I am trying to calculate the following integral: $$ \int\limits_{-\infty}^{\infty}\frac{x \arctan(x-a)}{(x-b)^2+y^2}d x $$ where $a$, $b$ are positive constants and also y is a positive variable. (Actually the integral comes from Poisson's formula for the half-space). I have calculated a similar integral without $x$ factor by assuming $h(z)=\ln(1+I(z-a))$, $R(z)=\frac{1}{(z-b)^2+y^2}$ and $f(z)=h(z)R(z)$. Then calculation of $$ \int_C f(z)dz $$ from residue theorem gives the correct results for the considered integral, as can be found in Yu.

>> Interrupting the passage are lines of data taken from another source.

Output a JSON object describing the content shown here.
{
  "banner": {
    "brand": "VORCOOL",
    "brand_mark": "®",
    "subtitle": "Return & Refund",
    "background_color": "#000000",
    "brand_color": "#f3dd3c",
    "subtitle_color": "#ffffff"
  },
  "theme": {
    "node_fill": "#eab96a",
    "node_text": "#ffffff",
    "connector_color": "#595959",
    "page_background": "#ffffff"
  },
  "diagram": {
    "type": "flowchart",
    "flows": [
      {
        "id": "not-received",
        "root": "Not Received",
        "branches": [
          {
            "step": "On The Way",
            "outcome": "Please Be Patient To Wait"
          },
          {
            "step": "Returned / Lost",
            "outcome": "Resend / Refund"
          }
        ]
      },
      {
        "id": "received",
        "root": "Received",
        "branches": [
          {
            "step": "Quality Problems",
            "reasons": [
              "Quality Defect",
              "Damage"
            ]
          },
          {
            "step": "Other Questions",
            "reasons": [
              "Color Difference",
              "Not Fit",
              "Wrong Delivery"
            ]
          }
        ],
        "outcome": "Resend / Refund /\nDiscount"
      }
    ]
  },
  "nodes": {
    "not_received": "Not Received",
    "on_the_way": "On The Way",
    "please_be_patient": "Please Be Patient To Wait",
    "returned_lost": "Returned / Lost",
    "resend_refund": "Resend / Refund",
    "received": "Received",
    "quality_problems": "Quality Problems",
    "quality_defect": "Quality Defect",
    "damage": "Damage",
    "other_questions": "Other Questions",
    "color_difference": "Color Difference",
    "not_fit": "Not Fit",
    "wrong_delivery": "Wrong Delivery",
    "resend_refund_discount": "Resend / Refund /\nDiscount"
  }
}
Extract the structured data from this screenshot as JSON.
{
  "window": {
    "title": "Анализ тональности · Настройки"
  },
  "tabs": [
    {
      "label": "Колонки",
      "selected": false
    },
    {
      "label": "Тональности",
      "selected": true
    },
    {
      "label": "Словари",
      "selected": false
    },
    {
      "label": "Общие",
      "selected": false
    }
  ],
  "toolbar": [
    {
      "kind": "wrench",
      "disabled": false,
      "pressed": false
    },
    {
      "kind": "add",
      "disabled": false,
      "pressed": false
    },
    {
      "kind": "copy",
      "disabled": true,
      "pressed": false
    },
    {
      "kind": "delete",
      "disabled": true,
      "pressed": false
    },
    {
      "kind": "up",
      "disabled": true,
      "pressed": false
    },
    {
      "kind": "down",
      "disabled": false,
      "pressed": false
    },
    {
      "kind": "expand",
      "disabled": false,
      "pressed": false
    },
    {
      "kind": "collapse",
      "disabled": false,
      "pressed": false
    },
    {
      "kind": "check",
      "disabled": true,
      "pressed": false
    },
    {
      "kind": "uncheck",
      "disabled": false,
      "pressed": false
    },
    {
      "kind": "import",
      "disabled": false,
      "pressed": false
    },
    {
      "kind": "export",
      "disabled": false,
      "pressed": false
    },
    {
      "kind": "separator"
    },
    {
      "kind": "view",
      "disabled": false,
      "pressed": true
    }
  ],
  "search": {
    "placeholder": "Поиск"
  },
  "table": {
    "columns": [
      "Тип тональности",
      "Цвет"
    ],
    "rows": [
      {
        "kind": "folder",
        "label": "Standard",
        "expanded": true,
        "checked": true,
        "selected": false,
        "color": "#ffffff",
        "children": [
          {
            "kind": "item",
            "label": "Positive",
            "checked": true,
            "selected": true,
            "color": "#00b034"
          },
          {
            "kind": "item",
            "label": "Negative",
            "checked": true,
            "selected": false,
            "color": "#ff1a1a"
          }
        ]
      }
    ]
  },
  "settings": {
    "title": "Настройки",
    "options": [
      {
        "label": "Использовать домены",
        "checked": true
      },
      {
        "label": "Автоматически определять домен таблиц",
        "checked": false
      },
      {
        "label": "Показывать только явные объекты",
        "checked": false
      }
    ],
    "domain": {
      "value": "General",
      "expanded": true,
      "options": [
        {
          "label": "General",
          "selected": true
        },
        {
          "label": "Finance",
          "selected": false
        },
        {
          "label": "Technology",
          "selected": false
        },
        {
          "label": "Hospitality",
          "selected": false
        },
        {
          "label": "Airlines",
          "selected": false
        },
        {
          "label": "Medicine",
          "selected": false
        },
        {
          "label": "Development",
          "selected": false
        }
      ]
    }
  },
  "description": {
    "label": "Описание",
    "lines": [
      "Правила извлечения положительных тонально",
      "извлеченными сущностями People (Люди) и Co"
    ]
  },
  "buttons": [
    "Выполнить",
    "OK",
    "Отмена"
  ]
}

V. Sidorov, M. V. Fedoryuk, M. I. Shabunin, Lectures on the Theory of Functions of a Complex Variable. In the book it is stated that in order to have zero contribution from the semicircle of the integration counter for $$ \int_C z^{\alpha-1} R(z)dz $$ the function $R(z)$ must have $\displaystyle\lim_{z\to 0}|z|^\alpha R(z)=0$ and $\displaystyle\lim_{z\to \infty}|z|^\alpha R(z)=0$. However, for the above interval $\displaystyle\lim_{z\to \infty}|z|^2 R(z)\neq 0$, indicating there must be a contribution from the semicircle that I could not evaluate. Can anyone suggest how to calculate this integral or to obtain the contribution from the semicircle?